We sit here paralyzed in fear, dread and deep sadness as we plan how we are going to navigate daily life with this insufferable burden of wait. Truly I tell you all that we don’t know how we are going to make it through this, as right now we feel completely defeated. The thought of carrying our baby for possibly several months, looking each day at my growing belly, potentially feeling it move inside me, is a form of high torture. But the alternative – termination – we just can’t. We heard the heartbeat – strong. We saw the brain – developing. What if Flicker is a miracle? What if the doctors are wrong, and that Flicker is the <1%? What if?
This wait is beyond comprehension. It’s not fair. It’s not how this is supposed to be. But it’s our current reality.
We are sorry to come to you with this heavy news, but as the friends who we love we want to prepare your hearts for likely more sad news to come. We also come today to ask you for prayers:
- That tiny Flicker is not suffering
- For a miracle – make Flicker strong and viable so we do not have to suffer
These next two are very difficult, so again I apologize:
- That if Flicker is suffering and is not going to live, that the end come quickly and not extend the suffering
- That the results from the placenta biopsy we took yesterday come back indicating a non-chromosomal condition; one that cannot impact the embryo we preserved for future pregnancy.

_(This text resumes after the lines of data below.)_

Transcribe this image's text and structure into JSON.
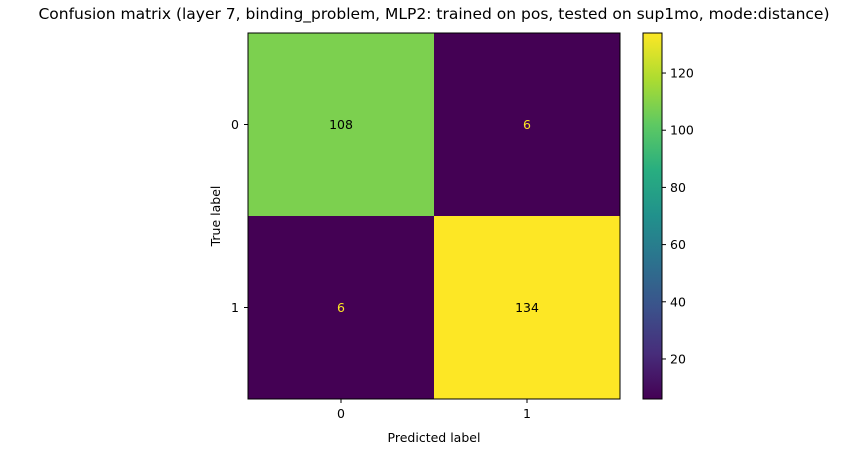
{
  "chart_data": {
    "type": "heatmap",
    "title": "Confusion matrix (layer 7, binding_problem, MLP2: trained on pos, tested on sup1mo, mode:distance)",
    "xlabel": "Predicted label",
    "ylabel": "True label",
    "x_categories": [
      "0",
      "1"
    ],
    "y_categories": [
      "0",
      "1"
    ],
    "values": [
      [
        108,
        6
      ],
      [
        6,
        134
      ]
    ],
    "colormap": "viridis",
    "colorbar": {
      "min": 6,
      "max": 134,
      "ticks": [
        20,
        40,
        60,
        80,
        100,
        120
      ],
      "tick_labels": [
        "20",
        "40",
        "60",
        "80",
        "100",
        "120"
      ]
    },
    "grid": false,
    "text_color_on_dark": "#fde725",
    "text_color_on_light": "#000000"
  }
}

We love you all, and will be leaning on you as we work through a potentially heartbreaking end to what was already a very long and painful journey. We will be parents. We will have a family. We might just have to continue to wait.
With Love,
Kari & DP
As I think back to that day, the type of waiting that I wrote about was not the same breed that meets me today. That was not waiting in hope. That was waiting in fear and sadness and grief. The wait that I feel today, on this Dec. 31st, is truly one of hope! I have written before about the mystery of resilience and the gratefulness I have for my optimistic disposition. Thank God for that! So let’s move forward from the sorrow of 2014, keep hold of the joy that it brought, and usher in new experiences in 2015, whatever they may be. Happy New Year, sweet Flicker!
Beautiful, amazing and profound. As is all your writing. (You have a gift.)
Thank you for sharing more bits of your heart and allowing me to continue to hold you two up in prayer. My mother’s heart shares your sorrow. And your joy.
Wow. Well I’m crying, but I feel the hope and it’s very powerful!
Thanks for writing this.
Love,
~H
I am just now reading this, my friend, and am so moved by your vision of meeting Flicker again, and by the hope you have. Praying for you in the ups and downs as you look for and find joy in 2015.